What started as an event for friends and family to get together and reminisce and share a day in Ryan’s memory has grown into an annual fundraiser that benefits the Carpe Diem Foundation and through that the Leukemia and Lymphoma Society in honor of Ryan. The greens at Gates Four play  host to this year’s tournament. 

The renovated 18-hole championship golf course includes both new bent-grass greens and renovated bunkers. The traditional style pine tree-lined fairways were designed in 1967  by acclaimed golf course architect Willard Byrd in 1967 and were redesigned in 2011 by  by Kris Spence who is a leading golf course architect in design and restoration. The state-of-the art USGA-specified greens are a blend of A1/A4 bent grass. This combination provides an optimum putting surface 12 months a year. 

The day starts with registration and some time on the practice range. Both  open at 7 a.m. The tournament opens with a shotgun start at 8:30 a.m. The format is Captain’s Choice. Each player will receive a swag bag, as well. There will be snacks provided during registration and beverages will be avaialbe throughout the event. The tournament concludes with lunch and an award ceremony. Individual golfers and teams are welcome.

“We have Hole-in-One, longest drive, closest to pin and putting contest this year,” said Kishbaugh. ”Sammio’s is doing food. Moe’s is providing chips and salsa for post-golf and beverages are from Healy and for the third year, Dirtbag Ales will set up a booth.”

This year’s tournament includes several side events that include a putting contest sponsored by Carolina Imaging, a Hole-in-One contest sponsored by Events 2 America and a raffle sponsored by the Carpe Diem Foundation. There is a nominal charge for each event.  

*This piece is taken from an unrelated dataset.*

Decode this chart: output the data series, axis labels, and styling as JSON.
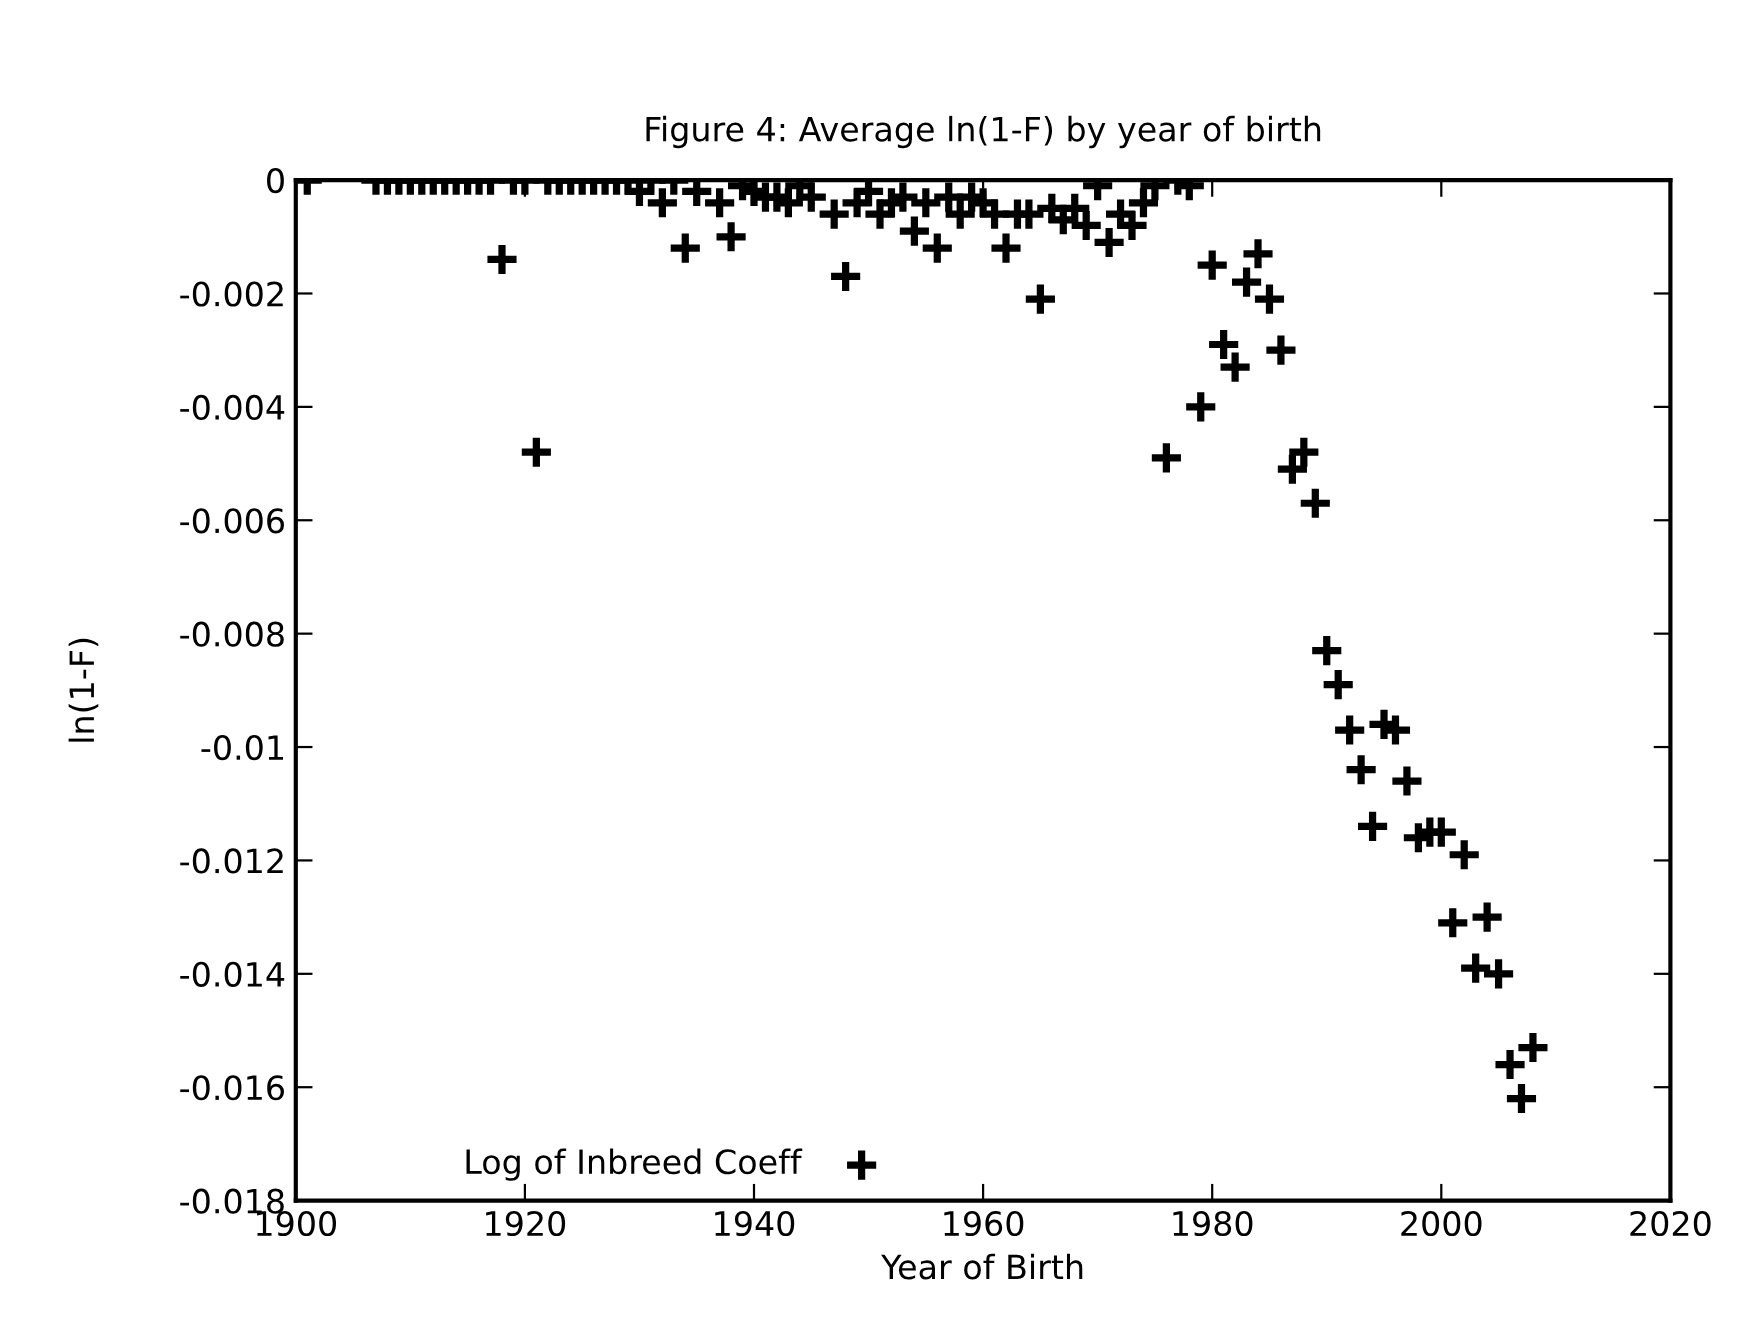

The raffle is a 50-50 and winners do not have to be present to win. Tickets will be available before the tournament at the RPK Center. Cost is $5 each or 5 for $20. The pot is typically $700-800. 

Golfers can participate in the putting contest for a small fee. They get one putt and the three best putts in the preliminary round get a chance to putt-off after the round is played. The winner of the putt-off then gets one chance to sink a 60-foot putt for $2,500.The top three get consolation prizes. 

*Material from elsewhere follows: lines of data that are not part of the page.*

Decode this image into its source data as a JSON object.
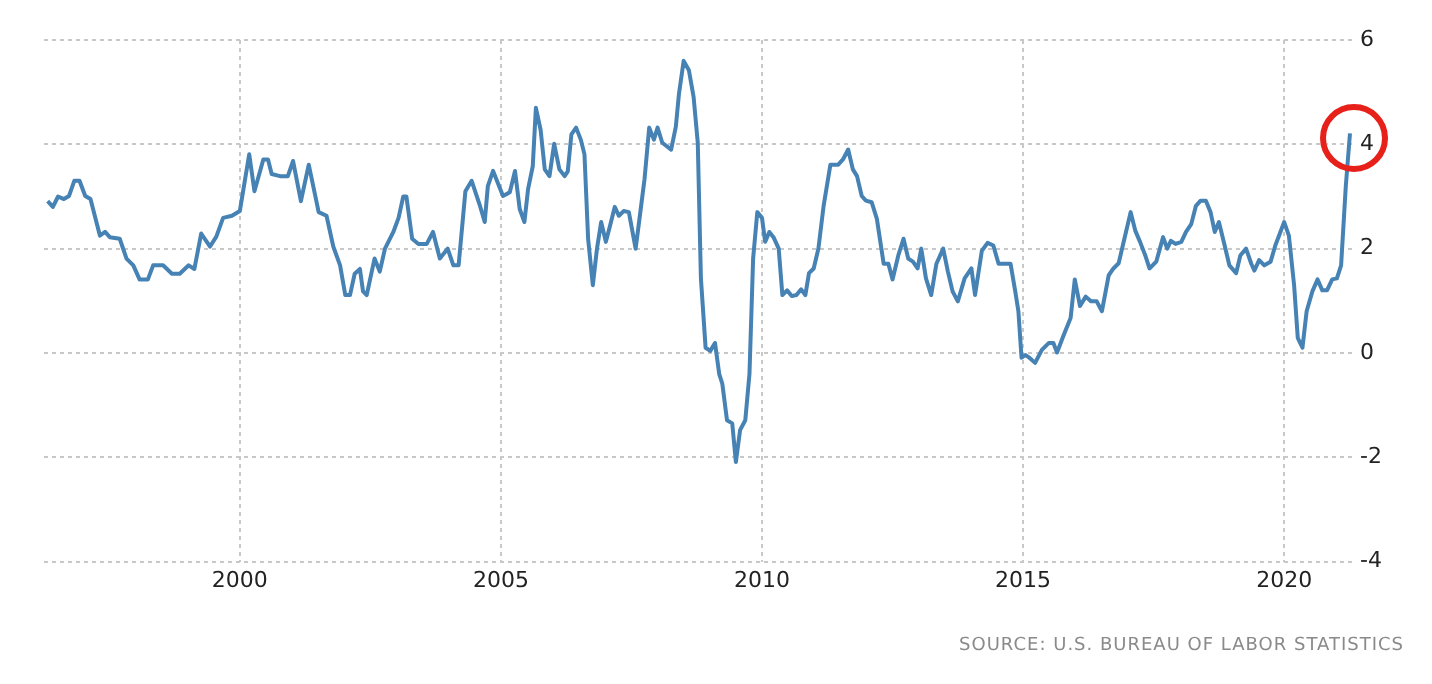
{
  "chart_data": {
    "type": "line",
    "x": [
      1996.32,
      1996.42,
      1996.52,
      1996.63,
      1996.73,
      1996.83,
      1996.93,
      1997.04,
      1997.14,
      1997.32,
      1997.42,
      1997.51,
      1997.7,
      1997.83,
      1997.96,
      1998.08,
      1998.24,
      1998.34,
      1998.53,
      1998.7,
      1998.85,
      1999.02,
      1999.13,
      1999.26,
      1999.43,
      1999.55,
      1999.68,
      1999.85,
      2000.0,
      2000.18,
      2000.28,
      2000.45,
      2000.54,
      2000.61,
      2000.77,
      2000.92,
      2001.02,
      2001.17,
      2001.32,
      2001.51,
      2001.66,
      2001.79,
      2001.92,
      2002.02,
      2002.11,
      2002.2,
      2002.3,
      2002.36,
      2002.43,
      2002.58,
      2002.68,
      2002.78,
      2002.94,
      2003.04,
      2003.13,
      2003.19,
      2003.3,
      2003.42,
      2003.58,
      2003.7,
      2003.83,
      2003.98,
      2004.09,
      2004.19,
      2004.32,
      2004.44,
      2004.59,
      2004.69,
      2004.75,
      2004.85,
      2005.04,
      2005.17,
      2005.27,
      2005.36,
      2005.45,
      2005.52,
      2005.61,
      2005.67,
      2005.76,
      2005.84,
      2005.93,
      2006.02,
      2006.12,
      2006.22,
      2006.28,
      2006.35,
      2006.44,
      2006.53,
      2006.6,
      2006.67,
      2006.76,
      2006.84,
      2006.92,
      2007.01,
      2007.09,
      2007.18,
      2007.26,
      2007.35,
      2007.45,
      2007.58,
      2007.67,
      2007.75,
      2007.84,
      2007.93,
      2008.0,
      2008.09,
      2008.26,
      2008.35,
      2008.41,
      2008.5,
      2008.6,
      2008.69,
      2008.77,
      2008.83,
      2008.92,
      2009.01,
      2009.1,
      2009.18,
      2009.24,
      2009.33,
      2009.43,
      2009.5,
      2009.58,
      2009.68,
      2009.76,
      2009.83,
      2009.91,
      2010.0,
      2010.06,
      2010.14,
      2010.22,
      2010.32,
      2010.39,
      2010.48,
      2010.57,
      2010.66,
      2010.75,
      2010.83,
      2010.9,
      2010.99,
      2011.08,
      2011.18,
      2011.31,
      2011.46,
      2011.55,
      2011.65,
      2011.74,
      2011.82,
      2011.91,
      2011.99,
      2012.1,
      2012.2,
      2012.33,
      2012.42,
      2012.5,
      2012.61,
      2012.71,
      2012.8,
      2012.89,
      2012.98,
      2013.05,
      2013.14,
      2013.24,
      2013.34,
      2013.47,
      2013.56,
      2013.65,
      2013.75,
      2013.88,
      2014.01,
      2014.08,
      2014.21,
      2014.32,
      2014.43,
      2014.53,
      2014.65,
      2014.76,
      2014.85,
      2014.91,
      2014.97,
      2015.04,
      2015.12,
      2015.23,
      2015.36,
      2015.49,
      2015.58,
      2015.65,
      2015.78,
      2015.91,
      2015.99,
      2016.09,
      2016.2,
      2016.3,
      2016.41,
      2016.51,
      2016.64,
      2016.73,
      2016.83,
      2016.94,
      2017.06,
      2017.15,
      2017.24,
      2017.34,
      2017.42,
      2017.55,
      2017.62,
      2017.68,
      2017.76,
      2017.83,
      2017.92,
      2018.03,
      2018.12,
      2018.22,
      2018.31,
      2018.4,
      2018.5,
      2018.59,
      2018.67,
      2018.75,
      2018.86,
      2018.95,
      2019.08,
      2019.16,
      2019.27,
      2019.37,
      2019.43,
      2019.52,
      2019.62,
      2019.74,
      2019.83,
      2020.0,
      2020.09,
      2020.19,
      2020.26,
      2020.35,
      2020.43,
      2020.54,
      2020.64,
      2020.73,
      2020.82,
      2020.92,
      2021.01,
      2021.09,
      2021.18,
      2021.26
    ],
    "series": [
      {
        "color": "#4682b4",
        "values": [
          2.91,
          2.8,
          3.0,
          2.95,
          3.01,
          3.3,
          3.3,
          3.01,
          2.95,
          2.25,
          2.32,
          2.22,
          2.19,
          1.81,
          1.68,
          1.41,
          1.41,
          1.68,
          1.68,
          1.52,
          1.52,
          1.68,
          1.61,
          2.29,
          2.04,
          2.23,
          2.59,
          2.63,
          2.72,
          3.81,
          3.1,
          3.71,
          3.71,
          3.43,
          3.39,
          3.39,
          3.68,
          2.91,
          3.61,
          2.7,
          2.63,
          2.04,
          1.68,
          1.11,
          1.11,
          1.52,
          1.61,
          1.18,
          1.11,
          1.81,
          1.56,
          2.0,
          2.32,
          2.59,
          3.0,
          3.0,
          2.19,
          2.09,
          2.09,
          2.32,
          1.81,
          2.0,
          1.68,
          1.68,
          3.1,
          3.3,
          2.85,
          2.51,
          3.2,
          3.49,
          3.01,
          3.08,
          3.49,
          2.76,
          2.51,
          3.14,
          3.58,
          4.7,
          4.28,
          3.52,
          3.39,
          4.01,
          3.52,
          3.39,
          3.48,
          4.19,
          4.32,
          4.09,
          3.81,
          2.19,
          1.3,
          2.0,
          2.51,
          2.13,
          2.44,
          2.8,
          2.63,
          2.72,
          2.7,
          2.0,
          2.7,
          3.33,
          4.32,
          4.09,
          4.32,
          4.03,
          3.9,
          4.34,
          4.97,
          5.6,
          5.42,
          4.91,
          4.03,
          1.43,
          0.1,
          0.04,
          0.19,
          -0.4,
          -0.59,
          -1.29,
          -1.35,
          -2.09,
          -1.48,
          -1.29,
          -0.4,
          1.81,
          2.7,
          2.59,
          2.13,
          2.32,
          2.22,
          2.0,
          1.11,
          1.2,
          1.09,
          1.11,
          1.22,
          1.11,
          1.53,
          1.62,
          2.0,
          2.82,
          3.61,
          3.61,
          3.71,
          3.9,
          3.52,
          3.39,
          3.01,
          2.92,
          2.89,
          2.57,
          1.71,
          1.71,
          1.41,
          1.87,
          2.19,
          1.81,
          1.75,
          1.62,
          2.0,
          1.43,
          1.11,
          1.71,
          2.0,
          1.56,
          1.18,
          0.99,
          1.43,
          1.62,
          1.11,
          1.96,
          2.11,
          2.06,
          1.71,
          1.71,
          1.71,
          1.18,
          0.8,
          -0.09,
          -0.04,
          -0.09,
          -0.19,
          0.06,
          0.19,
          0.19,
          0.01,
          0.35,
          0.67,
          1.41,
          0.9,
          1.08,
          0.99,
          0.99,
          0.8,
          1.49,
          1.62,
          1.72,
          2.19,
          2.7,
          2.34,
          2.13,
          1.87,
          1.62,
          1.75,
          2.0,
          2.22,
          2.0,
          2.15,
          2.09,
          2.13,
          2.32,
          2.47,
          2.82,
          2.92,
          2.92,
          2.7,
          2.32,
          2.51,
          2.06,
          1.68,
          1.53,
          1.87,
          2.0,
          1.71,
          1.58,
          1.78,
          1.68,
          1.75,
          2.06,
          2.51,
          2.25,
          1.3,
          0.29,
          0.1,
          0.8,
          1.18,
          1.41,
          1.2,
          1.2,
          1.41,
          1.43,
          1.68,
          3.2,
          4.21
        ]
      }
    ],
    "xlim": [
      1996.25,
      2021.3
    ],
    "xticks": [
      2000,
      2005,
      2010,
      2015,
      2020
    ],
    "ylim": [
      -4,
      6
    ],
    "yticks": [
      -4,
      -2,
      0,
      2,
      4,
      6
    ],
    "grid": true,
    "marker": "none",
    "line_style": "solid",
    "annotations": [
      "SOURCE: U.S. BUREAU OF LABOR STATISTICS"
    ]
  }
}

Events to America runs a $10,000 Hole-in-One Challenge. Golfers can participate in this contest for a small fee. Participants receive prizes for participating and they will split $10,000 with the charity (Carpe Diem) if they get a hole-in-one. 

Corporate sponsors can compete for the tournament trophy and the company and player names will be added to the trophy. The trophy will then remain in the possession of the winning team until the 2016 tournament when it will again be up for grabs. Online registration includes a 1-year subscription to Golf Digest (a $10 value).

Kishbaugh looks forward to the tournament each year, as do many of the participants because so many of Ryan’s friends come and participate.

“It is fun seeing friends and family reconnect.Some of the kids don’t see each other except at the tournament and it is great to see them get together again,” said Kishbaugh. “I am also humbled by how much community support we get from individuals and companies. Some have been helping since the beginning, others have heard about us and come out just to be part of things.” 

Nongolfers can make a difference by donating to the cause. Proceeds benefit the Carpe Diem Foundation. Since its inception, the foundation has raised more than $30,000. The majority of monies raised go to the Leukemia and Lymphoma Society (LLS). The mission of the Foundation is to:

• Help provide college scholarship assistance to student athletes with a chronic medical condition.

• Support other charitable organizations (such as LLS)

• Promote and help fund education and research for the treatment of chronic illnesses, especially those that affect young adults.